On evaluation the patient is lying in bed, alert, and non-verbal.  His vital signs: BP 184/90; HR 110; RR 22; oxygen saturation 98%.  Cardiac monitoring demonstrates an irregularly irregular rhythm consistent with atrial fibrillation.  His neurologic exam shows right facial droop and eyes are deviated to the left.  The patient is noted to have no grip on the right, he cannot move his right leg, and his right arm falls rapidly when checking for drift.  He has normal strength on the left.  His blood glucose is 123 mg/dL.  There are no signs of trauma.

– Yes.

– “Symptom duration < 6 hours” is no longer an mLAPSS requirement

– A positive mLAPSS includes:

    • No history of seizures or epilepsy
    • Age 40 years or older
    • At baseline, patient is not wheelchair bound or bedridden
    • Blood glucose between 60 and 400 mg/dL
    • Obvious asymmetry-unilateral weakness with any of the following motor exams:

a. Facial Smile/Grimace

b. Grip

c. Arm Strength

– The patient’s LAMS is 5:  Right facial droop (1 point), right arm falls rapidly (2 points), no grip strength on right (2 points)

– LAMS scoring is as follows:

    •  Facial Droop

a. Absent = 0
b. Present = 1

    •  Arm Drift

a. Absent = 0
b. Drifts down = 1
c. Falls rapidly = 2

    • Grip Strength

a. Normal = 0
b. Weak Grip = 1
c. No Grip = 2

– The mLAPSS is a validated tool that helps to identify stroke mimics and excludes patients that will not benefit from stroke care.   It does not identify all strokes but is a useful screening tool.

– If the mLAPSS is positive, the Los Angeles Motor Scale (LAMS) should be calculated.  The LAMS is a tool used to quantify stroke severity in the field and the likelihood of a large vessel occlusion that may benefit from specialized care at a Comprehensive Stroke Center (CSC).

– One may always use judgement in discussion with base to transport to an appropriate stroke center if stroke is suspected.  Final authority for patient destination rests with the base hospital.

– Documentation of the mLAPSS and LAMS is critical for ensuring quality of care.

– 2030 the previous night (time should be documented in military time and date should be documented)

– LKWT, as per Ref. 521, is defined as, “The time (military time) at which the patient was last known to be without the signs and symptoms of the current stroke, or at his or her prior baseline”.

– Comprehensive Stroke Center (CSC)

– All patients who have a positive mLAPSS and LKWT within 24 hours shall be transported to a LA County EMS Agency designated stroke center.
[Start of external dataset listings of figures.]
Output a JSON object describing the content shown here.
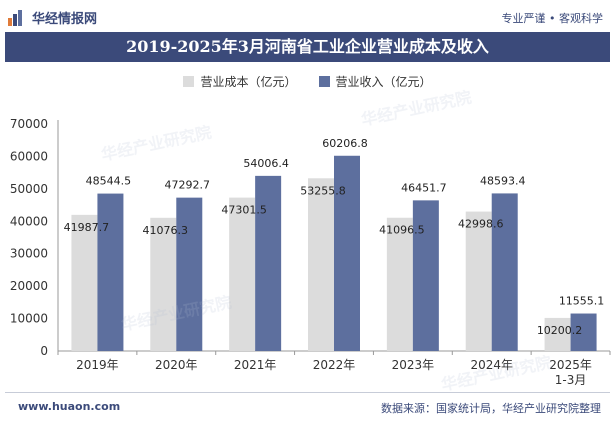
{
  "header": {
    "brand": "华经情报网",
    "slogan": "专业严谨 • 客观科学"
  },
  "title": "2019-2025年3月河南省工业企业营业成本及收入",
  "watermark": "华经产业研究院",
  "footer": {
    "website": "www.huaon.com",
    "source": "数据来源：国家统计局，华经产业研究院整理"
  },
  "colors": {
    "cost": "#dcdcdc",
    "revenue": "#5d6f9e",
    "header": "#3b4a7a"
  },
  "chart_data": {
    "type": "bar",
    "categories": [
      "2019年",
      "2020年",
      "2021年",
      "2022年",
      "2023年",
      "2024年",
      "2025年\n1-3月"
    ],
    "series": [
      {
        "name": "营业成本（亿元）",
        "values": [
          41987.7,
          41076.3,
          47301.5,
          53255.8,
          41096.5,
          42998.6,
          10200.2
        ]
      },
      {
        "name": "营业收入（亿元）",
        "values": [
          48544.5,
          47292.7,
          54006.4,
          60206.8,
          46451.7,
          48593.4,
          11555.1
        ]
      }
    ],
    "yticks": [
      "0",
      "10000",
      "20000",
      "30000",
      "40000",
      "50000",
      "60000",
      "70000"
    ],
    "ylim": [
      0,
      70000
    ],
    "grid": false,
    "legend_position": "top"
  }
}
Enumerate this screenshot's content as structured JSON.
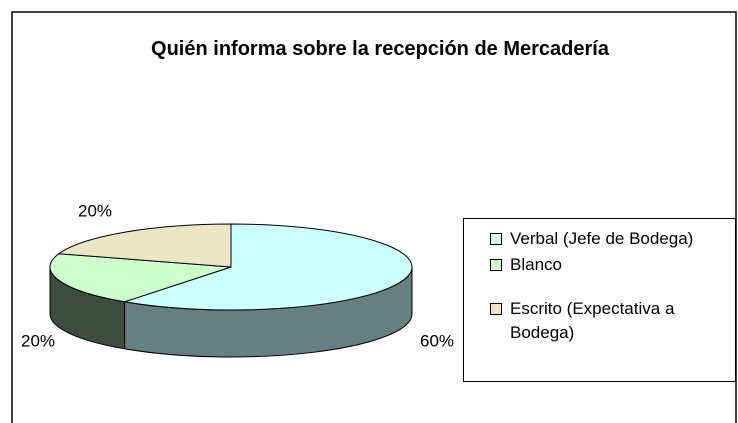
{
  "chart_data": {
    "type": "pie3d",
    "title": "Quién informa sobre la recepción de Mercadería",
    "categories": [
      "Verbal (Jefe de Bodega)",
      "Blanco",
      "Escrito (Expectativa a Bodega)"
    ],
    "values": [
      60,
      20,
      20
    ],
    "value_labels": [
      "60%",
      "20%",
      "20%"
    ],
    "colors": [
      "#ccffff",
      "#ccffcc",
      "#ede6c4"
    ],
    "legend": "right"
  }
}
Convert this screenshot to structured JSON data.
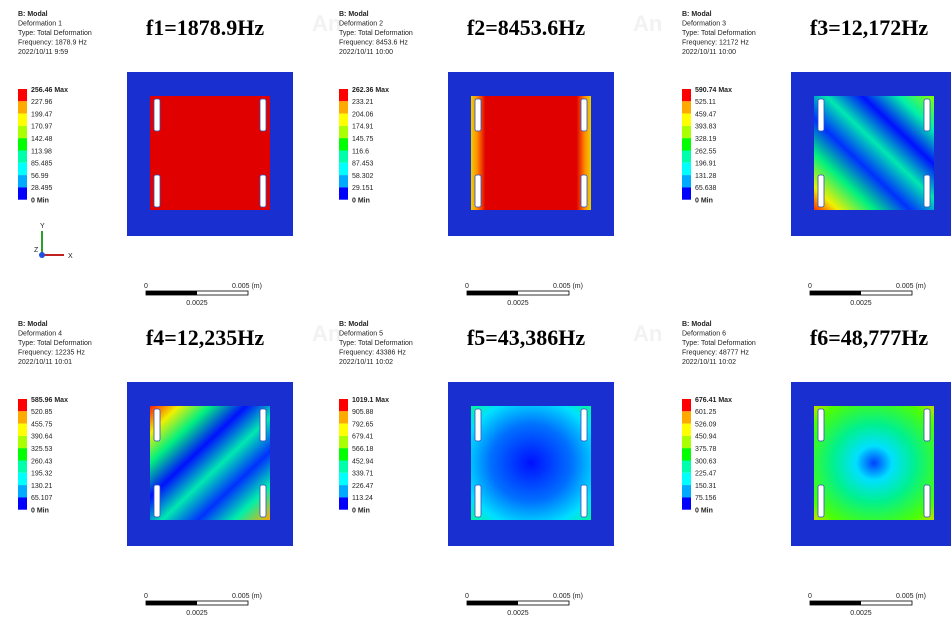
{
  "watermark": "An",
  "triad": [
    "Y",
    "Z",
    "X"
  ],
  "panels": [
    {
      "header": [
        "B: Modal",
        "Deformation 1",
        "Type: Total Deformation",
        "Frequency: 1878.9 Hz",
        "2022/10/11 9:59"
      ],
      "frequency_label": "f1=1878.9Hz",
      "legend": [
        "256.46 Max",
        "227.96",
        "199.47",
        "170.97",
        "142.48",
        "113.98",
        "85.485",
        "56.99",
        "28.495",
        "0 Min"
      ],
      "scale": [
        "0",
        "0.005 (m)",
        "0.0025"
      ]
    },
    {
      "header": [
        "B: Modal",
        "Deformation 2",
        "Type: Total Deformation",
        "Frequency: 8453.6 Hz",
        "2022/10/11 10:00"
      ],
      "frequency_label": "f2=8453.6Hz",
      "legend": [
        "262.36 Max",
        "233.21",
        "204.06",
        "174.91",
        "145.75",
        "116.6",
        "87.453",
        "58.302",
        "29.151",
        "0 Min"
      ],
      "scale": [
        "0",
        "0.005 (m)",
        "0.0025"
      ]
    },
    {
      "header": [
        "B: Modal",
        "Deformation 3",
        "Type: Total Deformation",
        "Frequency: 12172 Hz",
        "2022/10/11 10:00"
      ],
      "frequency_label": "f3=12,172Hz",
      "legend": [
        "590.74 Max",
        "525.11",
        "459.47",
        "393.83",
        "328.19",
        "262.55",
        "196.91",
        "131.28",
        "65.638",
        "0 Min"
      ],
      "scale": [
        "0",
        "0.005 (m)",
        "0.0025"
      ]
    },
    {
      "header": [
        "B: Modal",
        "Deformation 4",
        "Type: Total Deformation",
        "Frequency: 12235 Hz",
        "2022/10/11 10:01"
      ],
      "frequency_label": "f4=12,235Hz",
      "legend": [
        "585.96 Max",
        "520.85",
        "455.75",
        "390.64",
        "325.53",
        "260.43",
        "195.32",
        "130.21",
        "65.107",
        "0 Min"
      ],
      "scale": [
        "0",
        "0.005 (m)",
        "0.0025"
      ]
    },
    {
      "header": [
        "B: Modal",
        "Deformation 5",
        "Type: Total Deformation",
        "Frequency: 43386 Hz",
        "2022/10/11 10:02"
      ],
      "frequency_label": "f5=43,386Hz",
      "legend": [
        "1019.1 Max",
        "905.88",
        "792.65",
        "679.41",
        "566.18",
        "452.94",
        "339.71",
        "226.47",
        "113.24",
        "0 Min"
      ],
      "scale": [
        "0",
        "0.005 (m)",
        "0.0025"
      ]
    },
    {
      "header": [
        "B: Modal",
        "Deformation 6",
        "Type: Total Deformation",
        "Frequency: 48777 Hz",
        "2022/10/11 10:02"
      ],
      "frequency_label": "f6=48,777Hz",
      "legend": [
        "676.41 Max",
        "601.25",
        "526.09",
        "450.94",
        "375.78",
        "300.63",
        "225.47",
        "150.31",
        "75.156",
        "0 Min"
      ],
      "scale": [
        "0",
        "0.005 (m)",
        "0.0025"
      ]
    }
  ]
}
– Per Stroke Patient Destination, Ref. No. 521, patients with suspected acute onset (LKWT within 24 hours) stroke symptoms and a LAMS of 4 or greater are transported to the CSC, if transport time is less than 30 minutes.

– Patients with suspected acute onset (LKWT within 24 hours) stroke symptoms and a LAMS of 3 or less are transported to the closest stroke center.
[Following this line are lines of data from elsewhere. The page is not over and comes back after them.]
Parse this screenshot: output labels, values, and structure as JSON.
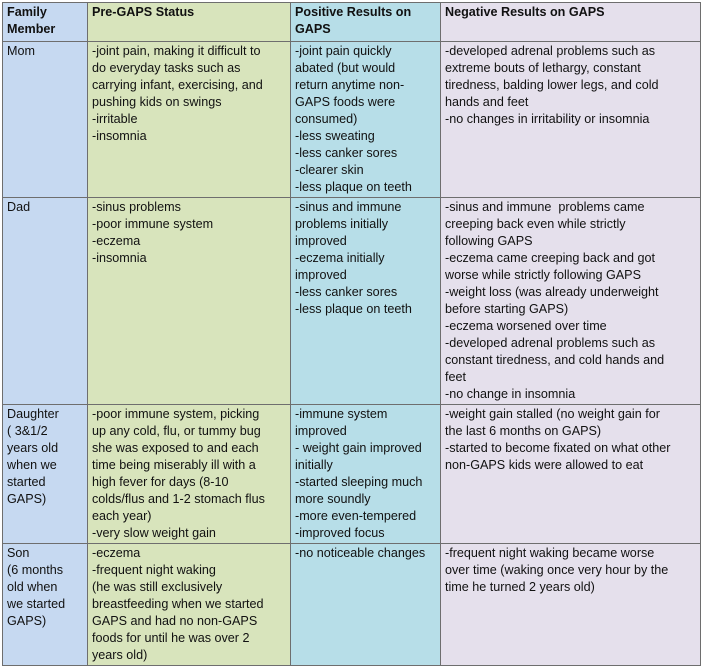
{
  "headers": [
    [
      "Family",
      "Member"
    ],
    [
      "Pre-GAPS Status"
    ],
    [
      "Positive Results on",
      "GAPS"
    ],
    [
      "Negative Results on GAPS"
    ]
  ],
  "rows": [
    {
      "member": [
        "Mom"
      ],
      "pre": [
        "-joint pain, making it difficult to",
        "do everyday tasks such as",
        "carrying infant, exercising, and",
        "pushing kids on swings",
        "-irritable",
        "-insomnia"
      ],
      "pos": [
        "-joint pain quickly",
        "abated (but would",
        "return anytime non-",
        "GAPS foods were",
        "consumed)",
        "-less sweating",
        "-less canker sores",
        "-clearer skin",
        "-less plaque on teeth"
      ],
      "neg": [
        "-developed adrenal problems such as",
        "extreme bouts of lethargy, constant",
        "tiredness, balding lower legs, and cold",
        "hands and feet",
        "-no changes in irritability or insomnia"
      ]
    },
    {
      "member": [
        "Dad"
      ],
      "pre": [
        "-sinus problems",
        "-poor immune system",
        "-eczema",
        "-insomnia"
      ],
      "pos": [
        "-sinus and immune",
        "problems initially",
        "improved",
        "-eczema initially",
        "improved",
        "-less canker sores",
        "-less plaque on teeth"
      ],
      "neg": [
        "-sinus and immune  problems came",
        "creeping back even while strictly",
        "following GAPS",
        "-eczema came creeping back and got",
        "worse while strictly following GAPS",
        "-weight loss (was already underweight",
        "before starting GAPS)",
        "-eczema worsened over time",
        "-developed adrenal problems such as",
        "constant tiredness, and cold hands and",
        "feet",
        "-no change in insomnia"
      ]
    },
    {
      "member": [
        "Daughter",
        "( 3&1/2",
        "years old",
        "when we",
        "started",
        "GAPS)"
      ],
      "pre": [
        "-poor immune system, picking",
        "up any cold, flu, or tummy bug",
        "she was exposed to and each",
        "time being miserably ill with a",
        "high fever for days (8-10",
        "colds/flus and 1-2 stomach flus",
        "each year)",
        "-very slow weight gain"
      ],
      "pos": [
        "-immune system",
        "improved",
        "- weight gain improved",
        "initially",
        "-started sleeping much",
        "more soundly",
        "-more even-tempered",
        "-improved focus"
      ],
      "neg": [
        "-weight gain stalled (no weight gain for",
        "the last 6 months on GAPS)",
        "-started to become fixated on what other",
        "non-GAPS kids were allowed to eat"
      ]
    },
    {
      "member": [
        "Son",
        "(6 months",
        "old when",
        "we started",
        "GAPS)"
      ],
      "pre": [
        "-eczema",
        "-frequent night waking",
        "(he was still exclusively",
        "breastfeeding when we started",
        "GAPS and had no non-GAPS",
        "foods for until he was over 2",
        "years old)"
      ],
      "pos": [
        "-no noticeable changes"
      ],
      "neg": [
        "-frequent night waking became worse",
        "over time (waking once very hour by the",
        "time he turned 2 years old)"
      ]
    }
  ]
}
– Note that most “wake up strokes” will have an LKWT within 24 hours.

– The patient bypasses a Primary Stroke Center (PSC) en route to the closest Comprehensive Stroke Center (CSC).  He is taken directly to CT scan where he is determined to have an acute occlusion of his left middle cerebral artery.  He is administered TPA in the emergency department and then taken to interventional radiology where the clot is removed from his middle cerebral artery and cerebral blood flow is restored.  The patient’s symptoms markedly improve and after 3 days he walks out of the hospital with minimal residual deficits.  He is discharged on anticoagulation for atrial fibrillation.

– Stroke is a vascular injury reducing cerebral blood flow to a specific region of the brain causing neurologic impairment.  The categories of stroke include ischemic stroke, intracerebral hemorrhage and subarachnoid hemorrhage.   The prompt recognition and management of stroke is important because every minute 1.9 million neurons, 14 billion synapses and 7 miles of myelinated fibers are destroyed.

– Timely access to specialized stroke care improves patient outcomes.

– Stroke care is a dynamic field.  The DAWN and DEFUSE-3 trials are recent studies that have demonstrated outcome benefit for a subset of stroke patients that receive thrombectomy for treatment of their stroke.  These trials demonstrated clinical benefit beyond the 6 hour time frame previously established, with potential clinical benefit up to 24 hours from symptom onset.